The judge said, “I hereby make the following orders. It is hereby directed that the parties shall maintain the status quo ante bellum at least between now and the next adjourned date, when the court will hear the plaintiff’s motion on notice for an order of interlocutory injunction.

“Hearing notice is hereby ordered to be issued to the 2nd defendant (AGF) following his absence an lack of representation. These orders are made pursaunt to Section 6 (6) of the 1999 Constitution. The suit is adjourned till March 20 for the plaintiff’s motion on notice,” the judge held.

Reps Vows To Gazette Rejected Amendment

Meanwhile, the House of Representatives yesterday vowed to gazette the amended Electoral Act, which President Muhammadu Buhari refused to assent to.It said it will re-transmit the reordering of the election sequence for passage, even as it has commenced the process of vetoing the Peace Corps bill.

In making its position on the rejected Electoral Act, the House however said it agreed with two of the three reasons given by the president for withholding his assent, assuring that it will expunge the items before re-transmitting the new election sequence.

Speaking at a briefing, the chairman of the House committee on media and public affairs, Hon.

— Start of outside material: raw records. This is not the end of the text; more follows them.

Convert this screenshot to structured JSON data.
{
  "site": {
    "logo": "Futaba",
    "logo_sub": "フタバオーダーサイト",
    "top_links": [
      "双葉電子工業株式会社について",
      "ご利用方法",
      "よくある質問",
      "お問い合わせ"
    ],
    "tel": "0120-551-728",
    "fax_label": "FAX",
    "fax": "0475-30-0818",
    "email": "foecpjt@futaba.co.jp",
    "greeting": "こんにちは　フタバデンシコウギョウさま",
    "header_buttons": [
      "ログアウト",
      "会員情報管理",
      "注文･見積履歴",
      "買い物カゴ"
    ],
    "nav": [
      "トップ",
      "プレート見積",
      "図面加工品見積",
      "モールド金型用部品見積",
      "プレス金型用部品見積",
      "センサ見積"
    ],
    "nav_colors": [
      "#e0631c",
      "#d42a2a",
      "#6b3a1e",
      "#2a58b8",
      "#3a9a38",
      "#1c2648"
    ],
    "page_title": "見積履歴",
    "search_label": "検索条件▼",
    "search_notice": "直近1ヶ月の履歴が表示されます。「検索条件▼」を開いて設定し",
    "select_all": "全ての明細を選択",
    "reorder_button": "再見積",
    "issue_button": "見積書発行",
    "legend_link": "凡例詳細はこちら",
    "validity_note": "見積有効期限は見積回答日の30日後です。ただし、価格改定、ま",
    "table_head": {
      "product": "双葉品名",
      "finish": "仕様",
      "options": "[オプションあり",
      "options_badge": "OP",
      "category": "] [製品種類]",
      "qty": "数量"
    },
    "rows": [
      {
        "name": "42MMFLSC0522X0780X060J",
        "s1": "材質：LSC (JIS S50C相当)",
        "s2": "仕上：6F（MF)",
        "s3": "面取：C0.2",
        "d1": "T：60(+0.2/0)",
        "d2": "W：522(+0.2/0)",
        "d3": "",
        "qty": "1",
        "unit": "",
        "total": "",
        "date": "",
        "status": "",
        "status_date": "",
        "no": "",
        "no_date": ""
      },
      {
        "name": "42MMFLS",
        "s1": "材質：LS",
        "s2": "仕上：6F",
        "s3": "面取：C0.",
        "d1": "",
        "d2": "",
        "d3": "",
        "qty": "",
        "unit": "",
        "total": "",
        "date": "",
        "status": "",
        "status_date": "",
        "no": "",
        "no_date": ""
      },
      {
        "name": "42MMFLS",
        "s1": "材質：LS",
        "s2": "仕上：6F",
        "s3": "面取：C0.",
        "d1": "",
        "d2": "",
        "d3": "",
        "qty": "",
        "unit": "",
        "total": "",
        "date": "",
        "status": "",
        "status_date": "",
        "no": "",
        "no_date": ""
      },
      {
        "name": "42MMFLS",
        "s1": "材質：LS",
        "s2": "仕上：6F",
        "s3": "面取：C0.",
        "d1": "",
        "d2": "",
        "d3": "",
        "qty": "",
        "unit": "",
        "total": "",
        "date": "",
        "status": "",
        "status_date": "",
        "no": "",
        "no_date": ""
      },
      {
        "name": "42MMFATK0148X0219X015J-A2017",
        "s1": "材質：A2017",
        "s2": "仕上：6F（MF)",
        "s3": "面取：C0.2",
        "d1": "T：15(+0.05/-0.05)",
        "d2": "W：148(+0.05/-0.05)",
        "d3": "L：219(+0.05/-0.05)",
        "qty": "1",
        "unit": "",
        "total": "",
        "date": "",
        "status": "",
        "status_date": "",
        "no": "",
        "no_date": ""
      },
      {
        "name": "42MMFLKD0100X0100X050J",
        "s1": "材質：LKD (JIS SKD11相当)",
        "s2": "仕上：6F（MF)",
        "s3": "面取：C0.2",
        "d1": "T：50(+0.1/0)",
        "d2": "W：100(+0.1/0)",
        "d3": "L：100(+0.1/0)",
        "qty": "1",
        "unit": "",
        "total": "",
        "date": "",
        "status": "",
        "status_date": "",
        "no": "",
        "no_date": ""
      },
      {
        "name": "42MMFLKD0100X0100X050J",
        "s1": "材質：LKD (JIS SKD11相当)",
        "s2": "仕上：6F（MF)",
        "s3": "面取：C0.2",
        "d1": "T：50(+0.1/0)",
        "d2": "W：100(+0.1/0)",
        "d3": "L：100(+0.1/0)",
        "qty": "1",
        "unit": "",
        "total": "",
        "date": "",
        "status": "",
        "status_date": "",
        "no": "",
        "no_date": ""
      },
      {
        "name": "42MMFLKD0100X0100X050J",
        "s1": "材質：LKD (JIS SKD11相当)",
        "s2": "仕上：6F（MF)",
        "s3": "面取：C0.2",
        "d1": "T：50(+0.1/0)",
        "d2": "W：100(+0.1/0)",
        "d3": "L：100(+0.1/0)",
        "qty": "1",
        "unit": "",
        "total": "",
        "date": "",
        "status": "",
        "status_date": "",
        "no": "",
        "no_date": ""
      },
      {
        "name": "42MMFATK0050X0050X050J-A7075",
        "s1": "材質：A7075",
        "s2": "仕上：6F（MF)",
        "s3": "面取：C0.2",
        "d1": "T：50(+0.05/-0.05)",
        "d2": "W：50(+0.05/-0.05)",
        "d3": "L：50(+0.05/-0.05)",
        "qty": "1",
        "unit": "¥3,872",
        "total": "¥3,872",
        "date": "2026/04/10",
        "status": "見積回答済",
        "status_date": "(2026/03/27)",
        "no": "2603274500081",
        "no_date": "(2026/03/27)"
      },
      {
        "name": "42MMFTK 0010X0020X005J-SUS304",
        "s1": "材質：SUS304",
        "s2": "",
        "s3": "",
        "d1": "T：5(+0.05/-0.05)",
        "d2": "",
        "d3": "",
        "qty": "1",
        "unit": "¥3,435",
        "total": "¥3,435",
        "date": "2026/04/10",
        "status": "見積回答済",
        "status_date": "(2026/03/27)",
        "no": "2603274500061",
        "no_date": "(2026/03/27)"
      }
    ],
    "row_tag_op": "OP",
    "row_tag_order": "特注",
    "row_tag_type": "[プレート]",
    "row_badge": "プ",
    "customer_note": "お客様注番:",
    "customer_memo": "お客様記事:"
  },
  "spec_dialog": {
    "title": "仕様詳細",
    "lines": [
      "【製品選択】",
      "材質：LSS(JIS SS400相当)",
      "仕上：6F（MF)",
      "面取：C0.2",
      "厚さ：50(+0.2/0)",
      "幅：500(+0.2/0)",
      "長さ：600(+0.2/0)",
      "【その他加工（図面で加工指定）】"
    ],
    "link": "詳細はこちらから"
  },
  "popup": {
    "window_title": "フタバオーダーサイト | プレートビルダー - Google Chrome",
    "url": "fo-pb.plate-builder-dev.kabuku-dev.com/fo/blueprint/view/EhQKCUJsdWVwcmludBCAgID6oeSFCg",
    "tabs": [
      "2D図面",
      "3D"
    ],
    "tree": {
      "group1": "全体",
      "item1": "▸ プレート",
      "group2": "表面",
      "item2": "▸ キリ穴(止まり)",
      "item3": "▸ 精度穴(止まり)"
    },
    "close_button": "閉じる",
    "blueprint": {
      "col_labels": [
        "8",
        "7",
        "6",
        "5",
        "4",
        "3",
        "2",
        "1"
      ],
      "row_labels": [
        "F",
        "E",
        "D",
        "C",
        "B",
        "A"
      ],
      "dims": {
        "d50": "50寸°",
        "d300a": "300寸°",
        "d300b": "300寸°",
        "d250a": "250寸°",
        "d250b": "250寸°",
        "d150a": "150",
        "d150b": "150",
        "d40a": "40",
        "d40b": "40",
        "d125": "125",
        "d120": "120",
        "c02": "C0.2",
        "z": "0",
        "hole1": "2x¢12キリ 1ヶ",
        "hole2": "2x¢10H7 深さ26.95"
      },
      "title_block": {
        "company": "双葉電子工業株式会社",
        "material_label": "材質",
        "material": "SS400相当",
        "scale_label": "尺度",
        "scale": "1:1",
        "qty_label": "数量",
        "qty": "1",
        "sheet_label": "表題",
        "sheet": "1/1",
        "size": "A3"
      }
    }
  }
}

Abdurazaq Namdas, maintained that the House has not infringed on the powers of the Independent National Electoral Commission (INEC) by legislating on the sequence of elections.

He said, “The president has actually written to us and withheld assent to the Electoral Act and stated his reasons for doing so. I want to say that as a responsible Parliament, we’ve agreed with two of the three reasons given by the president.

“We agreed with the first one that the amendment of section 138 of the principal Act to delete two crucial grounds upon which an election may be challenged by candidates unduly limits the rights of candidates in elections to a free and fair electoral review process. On this, we have agreed with the president.

“We have also agreed with the reason advanced on the amendment of Section 152 of the principal Act, which raises constitutional issues over the competence of the National Assembly to legislate over local government elections. This too we have agreed with. We know that we don’t have the power to act on that”.

On the controversial election sequence, Namdas said, “However, we are in disagreement with the president over his first reason, which states that sequence of election in Section 25 of the principal Act may infringe on the constitutionally guaranteed discretion of INEC to organise, undertake and supervise all elections provided in Section 15 (a) to the third schedule of the constitution.

“Our reasons for disagreeing on this matter are that if you look at section 4 of the Legislative Powers Act, item 22, let me quote. It states that, “The National Assembly has powers over elections to the offices of president and vice president, or governor and deputy governor and any other office to which a person may be elected under this constitution, excluding elections into a local government council or any office in such council.

“So, if the Legislative Powers Act gives us these powers, it means that we have the powers to work on the order of elections as stated. Again, if you go to section 76 of the constitution, it states that, “Elections to each House of the National Assembly shall be held on a date to be appointed by the Independent National Electoral Commission.”The lawmaker further explained: “However, there is a clause: In accordance with the Electoral Act. This was added in the First Alteration. It says INEC has powers to fix dates, but even at that, it has to act in accordance with the Electoral Act.

“Thirdly, the entire Electoral Act talks about organizing elections. If we do not have powers to organize the elections, that means we don’t have powers to even pass the Electoral Act itself”.

He continued, “in view of this, we will re-gazette the Electoral Act itself and expunge the areas that we’re in agreement with the president and in line with the constitution. We’ll bring back the bill for debate. We’ll follow the procedure of first, second and third readings, and re-transmit it to the president for assent. That is all I have to say on Electoral Act”.On other bills which the president declined assent, the spokesperson revealed that the House is already in the process of overriding him on 10 bills.